The latest compromise appeared tailored to win support from powerful Security Council members including France and Russia, which want to give Iraq a chance to cooperate before authorizing force.
A senior White House official, speaking on condition of anonymity, said the proposed resolution wouldn't spell out the consequences but says Iraq's President Saddam Hussein will be in "material breach" if he violates any U.N. resolution.
That term, material breach, allowed for military action to be taken in Kosovo in 1999. The official said that since no measures would be ruled out in the text, the White House believes President Bush would have "maximum flexibility" to mete out consequences should Saddam fail to comply.
Moreover, the official said the new U.S. proposal doesn't require a second resolution before Bush acts.
But diplomats, who spoke on condition of anonymity, said that if the Iraqis obstructed inspections, the United States would be required to consult with the Security Council before taking any action.
'Must be threat'
Secretary of State Colin Powell, who met with chief U.N. weapons inspector Hans Blix in New York Thursday, said a U.S.-drafted resolution would leave "no opportunity for the Iraqis to deter the inspectors from their work or to defeat their efforts.
"There must be a threat," Powell said. "There must be consequences for their continued failure."
The five permanent veto-wielding council members have been badly divided on the next move toward Iraq following its announcement last month that U.N. inspectors could return unconditionally after nearly four years.

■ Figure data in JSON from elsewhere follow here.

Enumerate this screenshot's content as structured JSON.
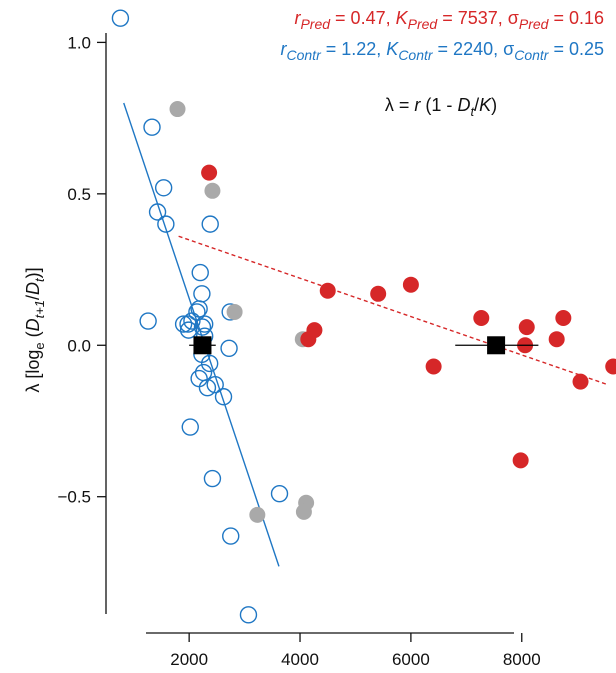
{
  "chart_data": {
    "type": "scatter",
    "title": "",
    "xlabel": "",
    "ylabel": "λ [log_e (D_{t+1}/D_t)]",
    "xlim": [
      500,
      9700
    ],
    "ylim": [
      -0.95,
      1.14
    ],
    "x_ticks": [
      2000,
      4000,
      6000,
      8000
    ],
    "y_ticks": [
      1.0,
      0.5,
      0.0,
      -0.5
    ],
    "y_tick_labels": [
      "1.0",
      "0.5",
      "0.0",
      "−0.5"
    ],
    "grid": false,
    "legend": "none",
    "annotations": {
      "pred": {
        "text": "r_Pred = 0.47, K_Pred = 7537, σ_Pred = 0.16",
        "r": "0.47",
        "K": "7537",
        "sigma": "0.16",
        "r_label": "r",
        "K_label": "K",
        "sigma_label": "σ",
        "sub": "Pred"
      },
      "contr": {
        "text": "r_Contr = 1.22, K_Contr = 2240, σ_Contr = 0.25",
        "r": "1.22",
        "K": "2240",
        "sigma": "0.25",
        "r_label": "r",
        "K_label": "K",
        "sigma_label": "σ",
        "sub": "Contr"
      },
      "equation": "λ = r (1 - D_t/K)"
    },
    "colors": {
      "pred": "#d62728",
      "contr": "#1f77c4",
      "gray": "#a9a9a9",
      "marker": "#000000"
    },
    "series": [
      {
        "key": "contr",
        "marker": "open-circle",
        "points": [
          [
            760,
            1.08
          ],
          [
            1330,
            0.72
          ],
          [
            1540,
            0.52
          ],
          [
            1430,
            0.44
          ],
          [
            1580,
            0.4
          ],
          [
            2380,
            0.4
          ],
          [
            2200,
            0.24
          ],
          [
            2230,
            0.17
          ],
          [
            2180,
            0.12
          ],
          [
            2050,
            0.08
          ],
          [
            2140,
            0.11
          ],
          [
            1980,
            0.07
          ],
          [
            1990,
            0.05
          ],
          [
            1900,
            0.07
          ],
          [
            2240,
            0.06
          ],
          [
            2280,
            0.07
          ],
          [
            2280,
            0.03
          ],
          [
            2230,
            -0.03
          ],
          [
            2370,
            -0.06
          ],
          [
            2260,
            -0.09
          ],
          [
            2180,
            -0.11
          ],
          [
            2330,
            -0.14
          ],
          [
            2470,
            -0.13
          ],
          [
            2720,
            -0.01
          ],
          [
            2620,
            -0.17
          ],
          [
            1260,
            0.08
          ],
          [
            2740,
            0.11
          ],
          [
            2020,
            -0.27
          ],
          [
            2420,
            -0.44
          ],
          [
            2750,
            -0.63
          ],
          [
            3630,
            -0.49
          ],
          [
            3070,
            -0.89
          ]
        ]
      },
      {
        "key": "gray",
        "marker": "filled-circle",
        "points": [
          [
            1790,
            0.78
          ],
          [
            2420,
            0.51
          ],
          [
            2820,
            0.11
          ],
          [
            4050,
            0.02
          ],
          [
            3230,
            -0.56
          ],
          [
            4110,
            -0.52
          ],
          [
            4070,
            -0.55
          ]
        ]
      },
      {
        "key": "pred",
        "marker": "filled-circle",
        "points": [
          [
            2360,
            0.57
          ],
          [
            4500,
            0.18
          ],
          [
            5410,
            0.17
          ],
          [
            6000,
            0.2
          ],
          [
            4260,
            0.05
          ],
          [
            4150,
            0.02
          ],
          [
            7270,
            0.09
          ],
          [
            8090,
            0.06
          ],
          [
            8060,
            0.0
          ],
          [
            8750,
            0.09
          ],
          [
            8630,
            0.02
          ],
          [
            6410,
            -0.07
          ],
          [
            9060,
            -0.12
          ],
          [
            9650,
            -0.07
          ],
          [
            7980,
            -0.38
          ]
        ]
      }
    ],
    "fits": [
      {
        "key": "contr",
        "style": "solid",
        "x": [
          820,
          3620
        ],
        "y": [
          0.8,
          -0.73
        ]
      },
      {
        "key": "pred",
        "style": "dashed",
        "x": [
          1810,
          9550
        ],
        "y": [
          0.36,
          -0.13
        ]
      }
    ],
    "equilibria": [
      {
        "key": "contr",
        "x": 2240,
        "y": 0.0,
        "xerr": [
          2000,
          2480
        ]
      },
      {
        "key": "pred",
        "x": 7537,
        "y": 0.0,
        "xerr": [
          6800,
          8300
        ]
      }
    ]
  }
}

Earlier this month, the United States, supported by Britain, circulated a draft resolution that would beef up the inspections regime and authorize military action if Iraq fails to cooperate.

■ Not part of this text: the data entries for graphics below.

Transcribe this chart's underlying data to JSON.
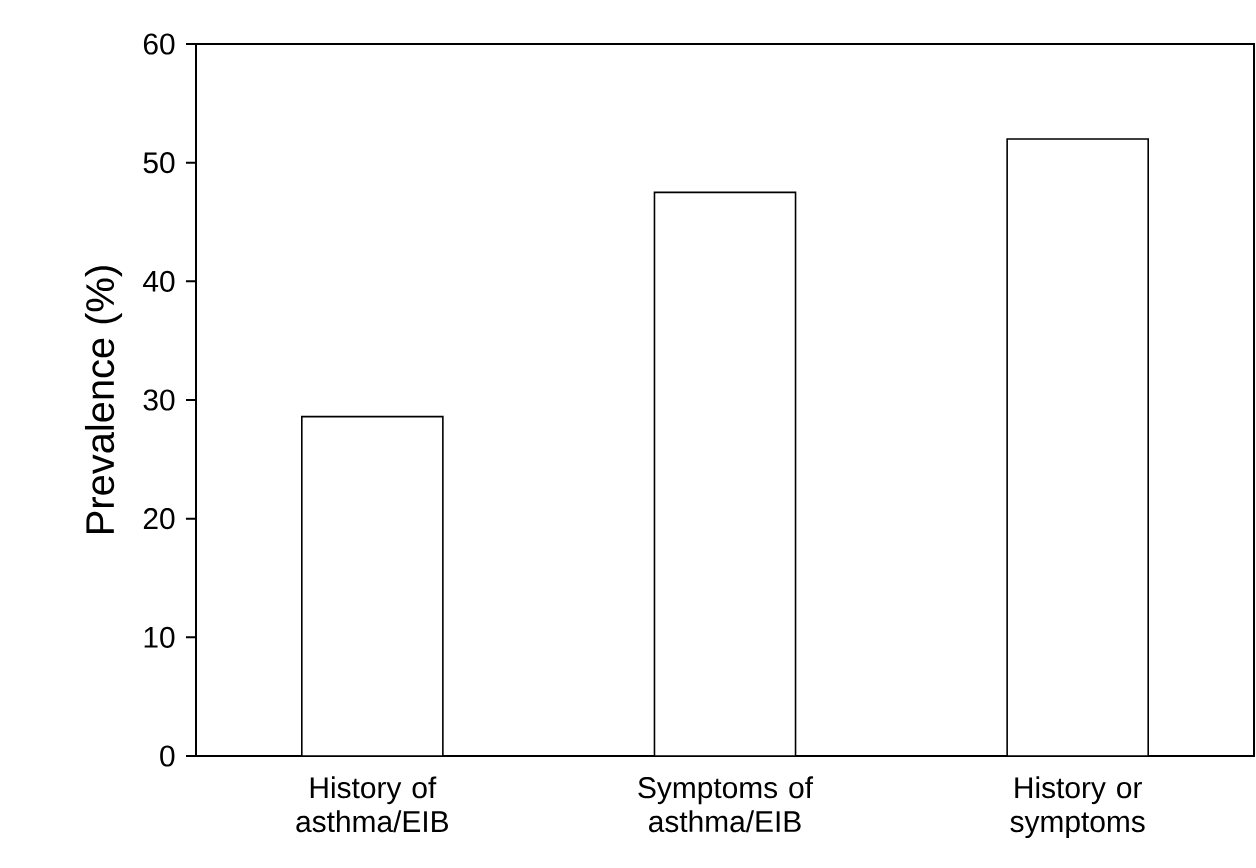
{
  "chart_data": {
    "type": "bar",
    "ylabel": "Prevalence (%)",
    "categories": [
      "History of asthma/EIB",
      "Symptoms of asthma/EIB",
      "History or symptoms"
    ],
    "values": [
      28.6,
      47.5,
      52
    ],
    "color": "#ffffff",
    "ylim": [
      0,
      60
    ],
    "yticks": [
      0,
      10,
      20,
      30,
      40,
      50,
      60
    ],
    "grid": false
  }
}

France, backed by Russia and China, agreed that inspections needed to be overhauled but wanted a two-stage approach which would give Iraq the opportunity to comply without threats. If Iraq refused to cooperate, a second resolution would OK force.
U.S. officials argue the French approach leaves Saddam with too much wiggle room and isn't tough enough to reverse 11 years of Iraqi noncompliance with council resolutions.
But French Ambassador Jean-David Levitte told the Security Council on Thursday that France was sticking to its demand. Only if a first resolution fails would the 15-member council meet to consider "the appropriate measures to take without ruling out anything," he said.
Powell spoke by telephone with his French counterpart, and officials in Paris were studying the latest U.S. offer amid a flurry of diplomatic activity aimed at solving the impasse among the Security Council powers.
In Moscow, Russian Foreign Minister Igor Ivanov welcomed the new U.S. proposal and said Powell told him it would be formally presented to the council within days.
"We believe that there are favorable conditions now to preserve the unity of the global community and ensure the return of international inspectors and their efficient work in Iraq," Ivanov said in Moscow.